APPEAL OF THE SOVIET GOVERNMENT
“The detachments at Gatchina, deceived by Kerensky, have laid down their arms and decided to arrest Kerensky. That chief of the counter-revolutionary campaign has fled. The Army, by an enormous majority, has pronounced in favour of the second All-Russian Congress of Soviets, and of the Government which it has created. Scores of delegates from the Front have hastened to Petrograd to assure the Soviet Government of the Army’s fidelity. No twisting of the facts, no calumny against the revolutionary workers, soldiers, and peasants, has been able to defeat the People. The Workers’ and Soldiers’ Revolution is victorious….
“The Tsay-ee-kah appeals to the troops which march under the flag of the counter-revolution, and invites them immediately to lay down their arms—to shed no longer the blood of their brothers in the interests of a handful of land-owners and capitalists. The Workers’, Soldiers’ and Peasants’ Revolution curses those who remain even for a moment under the flag of the People’s enemies….
“Cossacks! Come over to the rank of the victorious People! Railwaymen, postmen, telegraphers—all, all support the new Government of the People!”
APPENDIX TO CHAPTER X
1.
DAMAGE TO THE KREMLIN
I myself verified the damage to the Kremlin, which I visited immediately after the bombardment. The Little Nicolai Palace, a building of no particular importance, which was occupied occasionally by receptions of one of the Grand Duchesses, had served as barracks for the yunkers. It was not only bombarded, but pretty well sacked; fortunately there was nothing in it of particular historical value.

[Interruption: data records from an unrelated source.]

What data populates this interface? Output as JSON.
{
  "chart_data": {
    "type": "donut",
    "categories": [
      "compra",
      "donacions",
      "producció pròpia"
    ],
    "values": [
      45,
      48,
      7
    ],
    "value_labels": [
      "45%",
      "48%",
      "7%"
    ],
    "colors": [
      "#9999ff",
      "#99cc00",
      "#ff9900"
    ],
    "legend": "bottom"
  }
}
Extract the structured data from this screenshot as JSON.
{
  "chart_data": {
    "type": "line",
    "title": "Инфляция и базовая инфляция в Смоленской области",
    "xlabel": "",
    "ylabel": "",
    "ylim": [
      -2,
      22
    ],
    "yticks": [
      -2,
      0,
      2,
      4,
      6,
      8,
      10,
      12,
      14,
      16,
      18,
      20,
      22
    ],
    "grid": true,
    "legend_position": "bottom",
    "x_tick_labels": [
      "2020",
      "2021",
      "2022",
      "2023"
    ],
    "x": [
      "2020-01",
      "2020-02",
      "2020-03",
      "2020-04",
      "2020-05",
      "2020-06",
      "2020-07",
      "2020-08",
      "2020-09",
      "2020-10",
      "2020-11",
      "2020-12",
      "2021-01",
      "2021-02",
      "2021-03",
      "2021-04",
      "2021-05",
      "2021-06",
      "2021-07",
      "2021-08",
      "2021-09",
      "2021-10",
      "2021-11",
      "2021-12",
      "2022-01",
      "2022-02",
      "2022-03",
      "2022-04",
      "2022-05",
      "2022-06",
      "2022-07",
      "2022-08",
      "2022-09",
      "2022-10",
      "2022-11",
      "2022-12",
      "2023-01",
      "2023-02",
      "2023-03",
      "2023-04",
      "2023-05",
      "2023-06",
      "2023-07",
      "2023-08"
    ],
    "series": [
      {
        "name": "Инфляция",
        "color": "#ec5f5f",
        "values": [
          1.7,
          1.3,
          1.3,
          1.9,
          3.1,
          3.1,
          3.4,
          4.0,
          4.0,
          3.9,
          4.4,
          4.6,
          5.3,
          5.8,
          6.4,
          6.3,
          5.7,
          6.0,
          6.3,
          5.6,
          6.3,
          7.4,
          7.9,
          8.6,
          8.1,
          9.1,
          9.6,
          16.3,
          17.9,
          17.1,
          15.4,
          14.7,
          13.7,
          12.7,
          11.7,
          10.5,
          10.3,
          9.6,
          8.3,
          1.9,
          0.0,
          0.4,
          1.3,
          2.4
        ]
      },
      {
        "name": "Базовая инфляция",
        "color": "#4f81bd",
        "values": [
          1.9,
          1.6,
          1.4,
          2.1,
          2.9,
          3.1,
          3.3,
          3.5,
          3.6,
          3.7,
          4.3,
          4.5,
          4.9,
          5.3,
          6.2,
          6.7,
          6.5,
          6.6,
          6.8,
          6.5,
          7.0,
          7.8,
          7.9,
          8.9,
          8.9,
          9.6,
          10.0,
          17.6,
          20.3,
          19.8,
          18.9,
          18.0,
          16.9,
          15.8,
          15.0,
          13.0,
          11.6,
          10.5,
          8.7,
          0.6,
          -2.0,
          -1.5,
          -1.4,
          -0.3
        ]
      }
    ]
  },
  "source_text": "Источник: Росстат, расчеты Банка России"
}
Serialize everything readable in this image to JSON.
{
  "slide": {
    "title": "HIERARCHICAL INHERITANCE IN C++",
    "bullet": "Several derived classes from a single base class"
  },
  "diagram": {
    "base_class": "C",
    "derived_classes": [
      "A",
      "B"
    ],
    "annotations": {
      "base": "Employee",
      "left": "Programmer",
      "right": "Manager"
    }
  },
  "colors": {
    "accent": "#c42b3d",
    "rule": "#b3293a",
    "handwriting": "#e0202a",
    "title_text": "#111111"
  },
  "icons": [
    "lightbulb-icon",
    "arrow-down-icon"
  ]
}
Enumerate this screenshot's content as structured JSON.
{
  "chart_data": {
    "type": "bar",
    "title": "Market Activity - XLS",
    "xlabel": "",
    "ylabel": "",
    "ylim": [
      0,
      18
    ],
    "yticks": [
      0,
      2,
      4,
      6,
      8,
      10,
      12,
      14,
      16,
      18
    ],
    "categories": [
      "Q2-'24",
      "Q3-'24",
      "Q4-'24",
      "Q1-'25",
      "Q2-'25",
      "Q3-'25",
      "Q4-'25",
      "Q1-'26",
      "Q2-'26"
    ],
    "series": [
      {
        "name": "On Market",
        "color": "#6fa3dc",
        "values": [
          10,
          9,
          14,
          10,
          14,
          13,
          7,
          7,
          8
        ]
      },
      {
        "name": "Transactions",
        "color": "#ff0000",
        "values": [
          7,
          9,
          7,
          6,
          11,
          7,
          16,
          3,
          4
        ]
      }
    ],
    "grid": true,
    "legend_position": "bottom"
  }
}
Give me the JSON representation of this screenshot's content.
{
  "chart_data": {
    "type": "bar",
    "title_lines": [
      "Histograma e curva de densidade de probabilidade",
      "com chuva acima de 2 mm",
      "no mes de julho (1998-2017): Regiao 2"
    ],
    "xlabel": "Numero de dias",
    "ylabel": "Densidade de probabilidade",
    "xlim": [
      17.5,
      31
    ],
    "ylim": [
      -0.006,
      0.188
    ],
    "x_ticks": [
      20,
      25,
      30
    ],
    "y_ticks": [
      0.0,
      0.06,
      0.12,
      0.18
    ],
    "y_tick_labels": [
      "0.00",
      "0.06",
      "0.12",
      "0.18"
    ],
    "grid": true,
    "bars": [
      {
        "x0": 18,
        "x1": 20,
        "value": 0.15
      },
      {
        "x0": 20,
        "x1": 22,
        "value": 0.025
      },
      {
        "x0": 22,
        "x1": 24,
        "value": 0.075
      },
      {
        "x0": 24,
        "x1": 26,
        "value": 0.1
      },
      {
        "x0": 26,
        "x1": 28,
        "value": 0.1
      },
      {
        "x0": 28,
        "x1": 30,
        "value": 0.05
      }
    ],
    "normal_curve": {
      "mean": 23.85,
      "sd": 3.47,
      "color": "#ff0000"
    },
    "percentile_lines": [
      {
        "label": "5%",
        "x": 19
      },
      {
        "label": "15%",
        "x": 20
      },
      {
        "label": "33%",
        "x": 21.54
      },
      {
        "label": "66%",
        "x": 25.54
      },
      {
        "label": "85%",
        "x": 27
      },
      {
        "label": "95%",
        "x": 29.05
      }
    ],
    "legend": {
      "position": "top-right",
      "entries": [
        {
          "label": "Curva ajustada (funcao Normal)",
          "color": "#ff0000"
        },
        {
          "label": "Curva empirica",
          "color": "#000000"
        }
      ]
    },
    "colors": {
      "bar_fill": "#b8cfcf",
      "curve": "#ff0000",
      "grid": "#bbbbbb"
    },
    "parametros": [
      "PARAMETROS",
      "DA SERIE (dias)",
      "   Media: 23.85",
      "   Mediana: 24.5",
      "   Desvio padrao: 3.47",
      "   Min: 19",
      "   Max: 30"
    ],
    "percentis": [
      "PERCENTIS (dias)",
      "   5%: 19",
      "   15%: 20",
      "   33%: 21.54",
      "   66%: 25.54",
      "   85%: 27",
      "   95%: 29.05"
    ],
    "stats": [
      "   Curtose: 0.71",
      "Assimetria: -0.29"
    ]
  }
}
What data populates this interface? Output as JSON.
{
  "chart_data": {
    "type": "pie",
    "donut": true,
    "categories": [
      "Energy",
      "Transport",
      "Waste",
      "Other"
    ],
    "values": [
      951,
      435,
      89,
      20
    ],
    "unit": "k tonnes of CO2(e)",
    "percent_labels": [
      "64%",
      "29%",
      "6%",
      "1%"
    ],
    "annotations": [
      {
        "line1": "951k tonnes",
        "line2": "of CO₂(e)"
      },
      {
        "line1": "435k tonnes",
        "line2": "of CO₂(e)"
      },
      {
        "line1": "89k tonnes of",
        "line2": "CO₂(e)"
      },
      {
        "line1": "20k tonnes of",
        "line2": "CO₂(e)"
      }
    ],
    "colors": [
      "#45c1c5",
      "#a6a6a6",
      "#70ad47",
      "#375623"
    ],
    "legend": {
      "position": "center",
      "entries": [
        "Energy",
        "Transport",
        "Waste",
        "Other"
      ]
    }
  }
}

Usspensky Cathedral had a shell-hole in one of the cupolas, but except for a few feet of mosaic in the ceiling, was undamaged. The frescoes on the porch of Blagovestchensky Cathedral were badly damaged by a shell. Another shell hit the corner of Ivan Veliki. Tchudovsky Monastery was hit about thirty times, but only one shell went through a window into the interior, the others breaking the brick window-moulding and the roof cornices.